Entretanto, no dia seguinte, o ex-pretendente de Zinaida, convenceu o príncipe de que ele havia sonhado com esse pedido de casamento, que aquilo era impossível etc.
Passado essa conversa, o príncipe, determinado a afirmar a todo custo que tudo não passara de um sonho, ele apresentou-se à sala da casa de Maria Alexandrova.
O aposento já estava repleto de visitas, o ego vaidoso e ambicioso de Maria já não cabia dentro dela. No decorrer do longo bate papo que se entendeu, e para espanto da anfitriã, o príncipe acabara por se adiantar e dizer que tivera um sonho delicioso, em que pedia a mão de Zinaida em casamento, diante dessa afirmação, Alexandrovna, pálida, ficou sem chão, mas se manteve de pé, e foi aquele pega pra capar; de um lado, o velho príncipe dizendo que foi sonho, por outro lado, Maria Alexandrovna não media esforços para provar que não era sonho, e contava detalhes que, sendo sonho, ela não poderia saber, mas o príncipe se manteve irredutível.
Foi sonho, não foi sonho, foi sonho, não foi sonho, por fim, Maria Alexandrovna já atordoada, questiona:
"- Serei eu que estou a sonhar? Fale, príncipe... Estarei a dormir, porventura?"
Foi sonho, não foi sonho, foi sonho, não foi sonho, por fim, Maria Alexandrovna já atordoada, questiona:
"- Serei eu que estou a sonhar? Fale, príncipe... Estarei a dormir, porventura?"
Para nós leitores essa é uma pergunta capciosa, porque ela sonhara casar a filha com o príncipe e obter todas as regalias advindas com este rentável casório, mas o príncipe, por sua vez, sonhara em desfazer o arranjo. Por ocasião do fim da leitura é possível concluir que ambos sonharam, acordados, é verdade, mas ambos sonharam... O sonho do desejo, da vontade. O príncipe, irredutível, tornara o casório impossível, para alívio de Zinaida, que casaria contra a sua vontade e o sonho dela se realizava...

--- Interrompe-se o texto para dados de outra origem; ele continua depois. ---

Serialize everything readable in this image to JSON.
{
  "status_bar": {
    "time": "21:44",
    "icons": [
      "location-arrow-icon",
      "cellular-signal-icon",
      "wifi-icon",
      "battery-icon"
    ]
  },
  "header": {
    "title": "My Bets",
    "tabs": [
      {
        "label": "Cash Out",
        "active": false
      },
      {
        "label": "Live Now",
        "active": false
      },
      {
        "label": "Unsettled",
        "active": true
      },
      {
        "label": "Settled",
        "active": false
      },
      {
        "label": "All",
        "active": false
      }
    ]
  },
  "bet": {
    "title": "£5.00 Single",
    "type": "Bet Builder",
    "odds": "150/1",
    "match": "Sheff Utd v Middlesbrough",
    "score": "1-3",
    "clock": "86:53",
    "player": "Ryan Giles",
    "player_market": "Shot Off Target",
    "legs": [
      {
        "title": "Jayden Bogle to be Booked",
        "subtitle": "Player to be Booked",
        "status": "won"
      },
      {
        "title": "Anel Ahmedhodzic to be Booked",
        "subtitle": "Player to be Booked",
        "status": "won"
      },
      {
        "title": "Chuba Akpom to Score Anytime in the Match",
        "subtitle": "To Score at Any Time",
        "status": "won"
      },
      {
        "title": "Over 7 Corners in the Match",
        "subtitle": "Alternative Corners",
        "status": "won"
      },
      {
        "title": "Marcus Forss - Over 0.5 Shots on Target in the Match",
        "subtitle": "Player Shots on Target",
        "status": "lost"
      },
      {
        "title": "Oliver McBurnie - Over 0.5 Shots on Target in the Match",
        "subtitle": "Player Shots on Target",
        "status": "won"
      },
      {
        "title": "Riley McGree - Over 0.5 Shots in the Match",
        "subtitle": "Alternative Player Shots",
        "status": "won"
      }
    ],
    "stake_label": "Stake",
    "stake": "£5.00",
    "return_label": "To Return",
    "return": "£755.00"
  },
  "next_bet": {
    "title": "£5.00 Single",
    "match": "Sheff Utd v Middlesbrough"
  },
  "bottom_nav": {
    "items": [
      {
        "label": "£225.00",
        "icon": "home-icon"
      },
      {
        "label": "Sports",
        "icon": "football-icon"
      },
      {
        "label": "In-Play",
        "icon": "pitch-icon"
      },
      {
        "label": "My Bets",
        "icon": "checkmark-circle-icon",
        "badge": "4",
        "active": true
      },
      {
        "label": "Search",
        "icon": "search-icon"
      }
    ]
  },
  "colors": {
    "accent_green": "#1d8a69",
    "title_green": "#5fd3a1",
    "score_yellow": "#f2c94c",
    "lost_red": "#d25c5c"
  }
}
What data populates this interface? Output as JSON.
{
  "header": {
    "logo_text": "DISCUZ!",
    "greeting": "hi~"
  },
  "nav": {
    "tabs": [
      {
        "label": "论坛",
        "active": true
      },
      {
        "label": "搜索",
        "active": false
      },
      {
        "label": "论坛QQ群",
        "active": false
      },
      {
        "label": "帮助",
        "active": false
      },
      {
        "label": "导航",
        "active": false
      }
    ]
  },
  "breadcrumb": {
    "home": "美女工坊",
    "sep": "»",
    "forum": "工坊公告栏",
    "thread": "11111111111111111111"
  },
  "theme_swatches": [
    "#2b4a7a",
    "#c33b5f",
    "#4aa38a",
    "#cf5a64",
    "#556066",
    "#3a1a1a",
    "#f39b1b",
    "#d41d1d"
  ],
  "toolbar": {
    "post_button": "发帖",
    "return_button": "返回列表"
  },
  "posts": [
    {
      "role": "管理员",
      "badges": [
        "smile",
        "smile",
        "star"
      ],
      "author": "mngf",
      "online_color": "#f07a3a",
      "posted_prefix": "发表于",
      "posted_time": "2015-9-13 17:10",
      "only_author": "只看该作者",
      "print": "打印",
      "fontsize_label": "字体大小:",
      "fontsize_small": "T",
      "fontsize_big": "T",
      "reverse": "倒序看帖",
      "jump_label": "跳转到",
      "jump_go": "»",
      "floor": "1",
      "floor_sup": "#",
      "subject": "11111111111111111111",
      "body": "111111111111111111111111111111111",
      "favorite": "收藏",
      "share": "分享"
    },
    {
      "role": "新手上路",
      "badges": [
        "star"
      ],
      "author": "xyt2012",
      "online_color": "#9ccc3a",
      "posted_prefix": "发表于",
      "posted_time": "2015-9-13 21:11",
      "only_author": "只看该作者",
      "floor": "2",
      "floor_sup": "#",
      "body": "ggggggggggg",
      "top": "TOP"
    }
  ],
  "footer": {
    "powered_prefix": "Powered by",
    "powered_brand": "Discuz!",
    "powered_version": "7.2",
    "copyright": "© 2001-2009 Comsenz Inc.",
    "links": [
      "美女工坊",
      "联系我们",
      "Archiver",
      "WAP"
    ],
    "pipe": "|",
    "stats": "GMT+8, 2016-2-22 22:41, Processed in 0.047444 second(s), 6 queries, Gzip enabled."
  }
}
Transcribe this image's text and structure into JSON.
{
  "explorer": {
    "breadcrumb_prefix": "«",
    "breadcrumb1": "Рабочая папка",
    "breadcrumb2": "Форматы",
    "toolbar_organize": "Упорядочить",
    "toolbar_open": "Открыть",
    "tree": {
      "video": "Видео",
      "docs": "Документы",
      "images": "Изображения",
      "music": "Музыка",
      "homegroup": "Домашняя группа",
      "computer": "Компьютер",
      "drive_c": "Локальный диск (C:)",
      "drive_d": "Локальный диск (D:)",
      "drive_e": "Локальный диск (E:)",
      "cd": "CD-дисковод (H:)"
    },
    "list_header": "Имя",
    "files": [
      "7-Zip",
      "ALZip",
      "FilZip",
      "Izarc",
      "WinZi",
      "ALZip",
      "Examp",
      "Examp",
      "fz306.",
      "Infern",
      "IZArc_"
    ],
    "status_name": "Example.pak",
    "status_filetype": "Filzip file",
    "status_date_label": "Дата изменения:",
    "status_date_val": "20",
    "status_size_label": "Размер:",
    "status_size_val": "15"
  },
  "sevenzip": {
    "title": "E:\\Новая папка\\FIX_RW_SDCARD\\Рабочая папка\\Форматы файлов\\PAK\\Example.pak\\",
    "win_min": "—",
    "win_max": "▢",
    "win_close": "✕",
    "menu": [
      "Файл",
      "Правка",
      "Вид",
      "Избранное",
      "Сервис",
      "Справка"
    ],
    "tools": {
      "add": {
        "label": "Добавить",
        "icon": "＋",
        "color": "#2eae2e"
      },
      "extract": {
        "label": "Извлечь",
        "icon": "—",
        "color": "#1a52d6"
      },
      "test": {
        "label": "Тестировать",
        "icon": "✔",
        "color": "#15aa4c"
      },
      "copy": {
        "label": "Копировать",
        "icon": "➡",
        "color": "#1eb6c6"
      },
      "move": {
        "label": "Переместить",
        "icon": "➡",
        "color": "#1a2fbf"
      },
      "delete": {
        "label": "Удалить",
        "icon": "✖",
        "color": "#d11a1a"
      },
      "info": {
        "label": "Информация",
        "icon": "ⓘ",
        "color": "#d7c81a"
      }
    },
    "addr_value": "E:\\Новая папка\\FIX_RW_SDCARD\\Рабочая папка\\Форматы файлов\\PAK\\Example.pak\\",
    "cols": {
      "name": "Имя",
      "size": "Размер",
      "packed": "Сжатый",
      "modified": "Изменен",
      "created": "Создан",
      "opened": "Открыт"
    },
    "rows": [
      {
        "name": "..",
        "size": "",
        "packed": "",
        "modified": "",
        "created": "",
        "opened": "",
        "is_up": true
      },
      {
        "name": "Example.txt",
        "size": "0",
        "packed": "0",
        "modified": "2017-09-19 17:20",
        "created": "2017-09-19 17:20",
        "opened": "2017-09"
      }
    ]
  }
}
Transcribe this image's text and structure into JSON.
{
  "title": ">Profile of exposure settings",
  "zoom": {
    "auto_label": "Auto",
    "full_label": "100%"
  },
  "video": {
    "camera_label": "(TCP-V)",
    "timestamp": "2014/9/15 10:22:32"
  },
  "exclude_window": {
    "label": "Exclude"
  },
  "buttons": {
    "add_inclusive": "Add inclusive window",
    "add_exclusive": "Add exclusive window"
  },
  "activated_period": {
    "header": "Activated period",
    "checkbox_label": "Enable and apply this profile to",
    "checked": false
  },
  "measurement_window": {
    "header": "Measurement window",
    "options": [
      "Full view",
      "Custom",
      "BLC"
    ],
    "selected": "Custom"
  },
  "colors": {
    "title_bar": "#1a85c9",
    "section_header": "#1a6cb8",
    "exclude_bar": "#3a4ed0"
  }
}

Maria Alexandrovna arrumara outros rumos para a vida, depois do escândalo, pôs a casa à venda e se mudou para Moscou...
Ocorre-nos que, na vida real, nossos atos impensados não podem ser desfeitos por sonhos que fingimos ter. Não adianta fingir que nada aconteceu, por isso precisamos usar do bom senso e da coragem, seja para agir, seja para pedir perdão. Quantas vezes agimos por impulso, em diversas situações, seja uma resposta malcriada, uma compra não planejada ou outra atitude meio desvairada, que na hora nem parece ser das piores ideias ou atitudes, mas depois ficamos atordoados nos perguntando: - como fui fazer isso? Jamais imaginei ser capaz de cometer tamanha burrada!?...
Pois é minha gente, a leitura é uma vacina contra os maus impulsos e um estimulante aos bons impulsos, porque a leitura lapida a nossa paciência, fortalece a nossa personalidade, reforça os nossos valores, promove o autoconhecimento e gradativamente vamos nos tornando pessoas melhores e mais sensatas.